Scheduling and graph-exploration with deadlines

Consider a graph with weights on its edges and nodes. A node weight represents a (time) deadline for this node and an edge weight represents the time a robot needs to traverse this edge. A robot needs to visit each node of the graph within its deadline. Can we decide in polynomial time whether such a `successful’ exploration is possible?

We survey this area of research first focusing on a clique topology where each node must be visited not just once but periodically and the maximum allowed time-period between any two consecutive visits of the same node should not exceed its deadline. This case has been introduced as a scheduling problem known as ‘Pinwheel’ and quite a few questions remain open for more than 30 years. We compare the computational complexity of this case with the complexity of the case where each node must be visited at least once within its deadline (and not periodically). We also present some results in other selected topologies.

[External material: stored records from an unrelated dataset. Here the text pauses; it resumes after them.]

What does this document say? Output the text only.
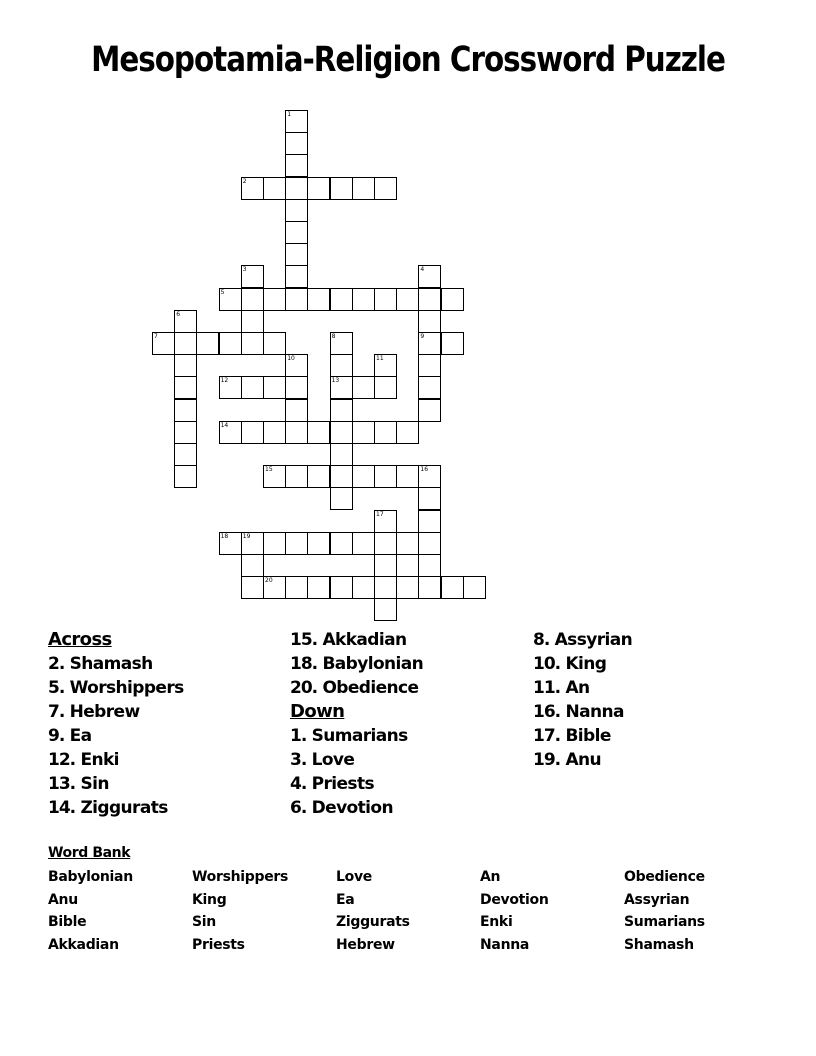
Mesopotamia-Religion Crossword Puzzle
1
2
3	4
9
5
6
7	8
13
10	11
12
14
15	16
17
18 19
20
Across
2. Shamash
5. Worshippers
7. Hebrew
9. Ea
12. Enki
13. Sin
14. Ziggurats
15. Akkadian
18. Babylonian
20. Obedience
Down
1. Sumarians
3. Love
4. Priests
6. Devotion
8. Assyrian
10. King
11. An
16. Nanna
17. Bible
19. Anu
Word Bank
Babylonian
Anu
Bible
Akkadian
Worshippers
King
Sin
Priests
Love
Ea
Ziggurats
Hebrew
An
Devotion
Enki
Nanna
Obedience
Assyrian
Sumarians
Shamash
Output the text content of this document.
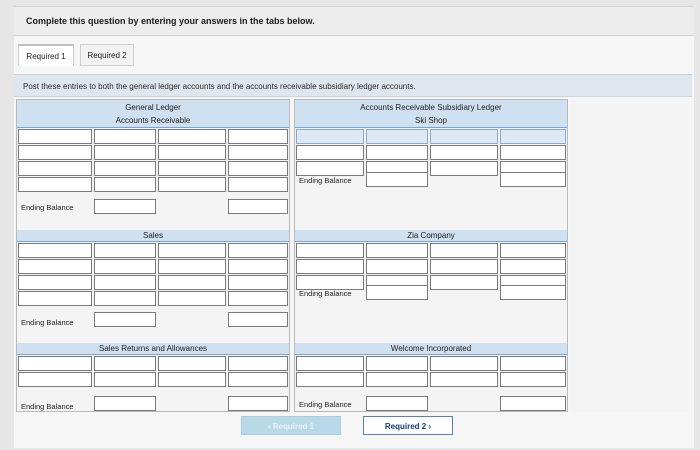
Complete this question by entering your answers in the tabs below.
Required 1	Required 2
Post these entries to both the general ledger accounts and the accounts receivable subsidiary ledger accounts.
General Ledger
Accounts Receivable
Ending Balance
Sales
Ending Balance
Sales Returns and Allowances
Ending Balance
Accounts Receivable Subsidiary Ledger
Ski Shop
Ending Balance
Zia Company
Ending Balance
Welcome Incorporated
Ending Balance
‹ Required 1	Required 2 ›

The above exploration-scheduling problems find applications in areas like mobile monitoring and facility service and maintenance.

Biography

Euripides Markou is a Professor at the Department of Computer Science & Engineering of the University of Ioannina, Greece, and an affiliated researcher of Archimedes, Athena Research Center. He received his B.Sc. degree (in Physics) from the University of Ioannina and his Ph.D. degree (in Theoretical Computer Science) from the National Technical University of Athens. He has been a postdoctoral researcher at the Universite du Quebec en Outaouais, Gatineau, Canada, at the National and Kapodistrian University of Athens, at the Laboratoire Bordelais de Recherche en Informatique, Bordeaux, France and at McMaster University, Hamilton, Canada. Before joining the University of Ioannina in 2024, he had held a faculty position at the Department of Computer Science and Biomedical Informatics (2008 – 2024), University of Thessaly. His research interests include the design of algorithms and the study of computational complexity for problems particularly in the areas of distributed computing, algorithmic game theory, computational geometry and computational biology.

Place

LISN, 1 rue Raimond Castaing, 91190 Gif-sur-Yvette – Room 445.